Au-delà des travaux de reconstruction de la chaussée, le projet accorde une place prioritaire aux besoins des populations riveraines, particulièrement exposées aux effets des changements climatiques et aux difficultés d’accès à l’eau. Sur cette section, plusieurs aménagements hydrauliques et dispositifs de gestion des eaux pluviales sont prévus afin de limiter les risques d’inondation tout en permettant aux communautés locales de tirer profit des ouvrages réalisés.
Au cours de sa visite, le Ministre des Travaux Publics a instruit la capitalisation des eaux de ruissellement issues des ouvrages réalisés le long de la route. L’objectif est de favoriser leur stockage à travers des aménagements adaptés afin d’en faire une ressource utile pour les populations et les activités locales, notamment en matière d’abreuvement, d’activités agropastorales et de résilience communautaire.

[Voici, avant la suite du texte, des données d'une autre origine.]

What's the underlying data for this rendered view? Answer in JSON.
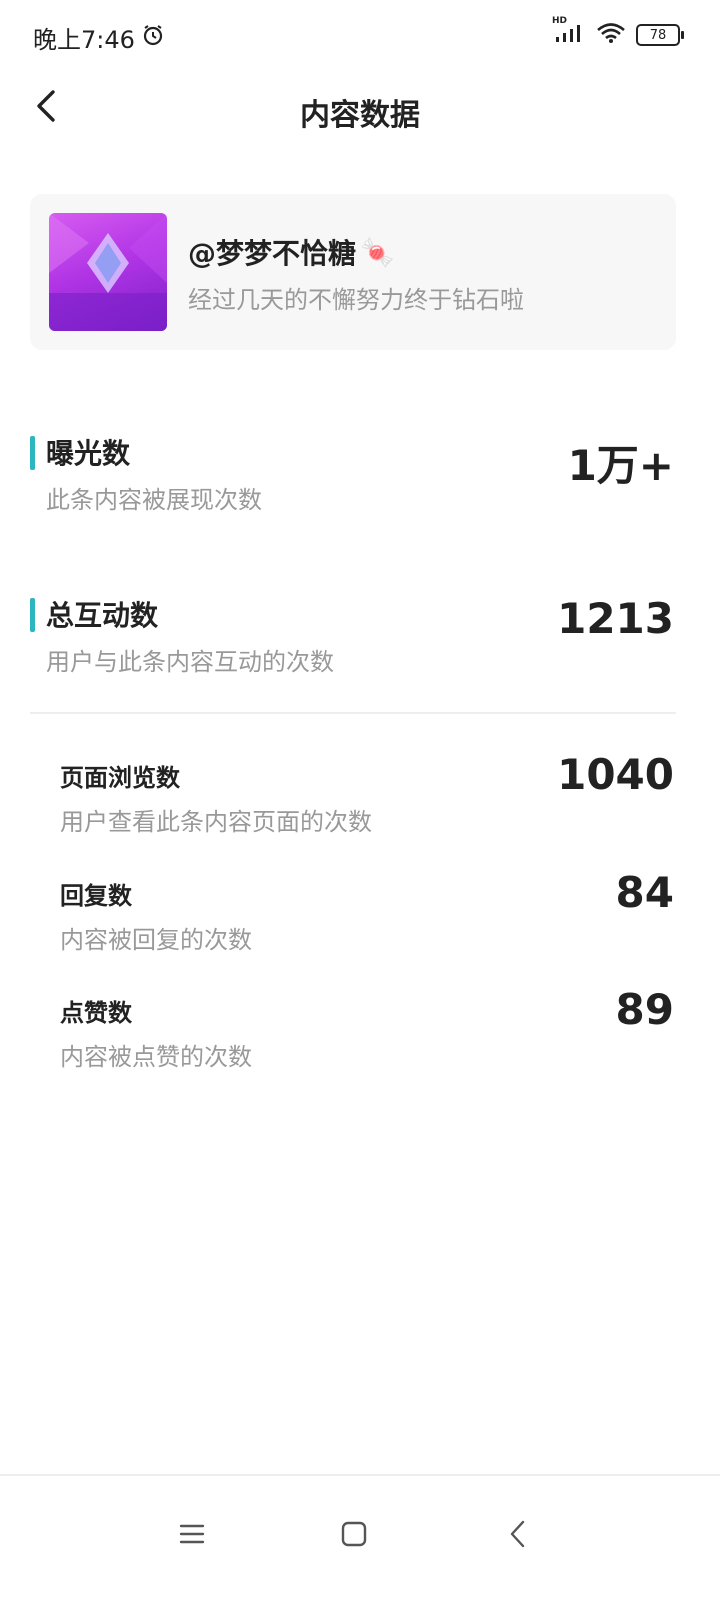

Dans une région régulièrement confrontée aux aléas climatiques, le PACRI intègre des solutions durables visant non seulement à protéger la route, mais également à améliorer les conditions de vie des populations riveraines. Le projet prend en outre en compte les réalités environnementales de la région de l’Extrême-nord, marquée par des épisodes récurrents d’inondations et de fortes contraintes climatiques.

Le volet résilience du PACRI vient ainsi renforcer l’impact socio-économique du projet, en mettant les infrastructures au service des populations du Mayo-Sava et du Logone-et-Chari, financé avec l’appui de la Banque mondiale.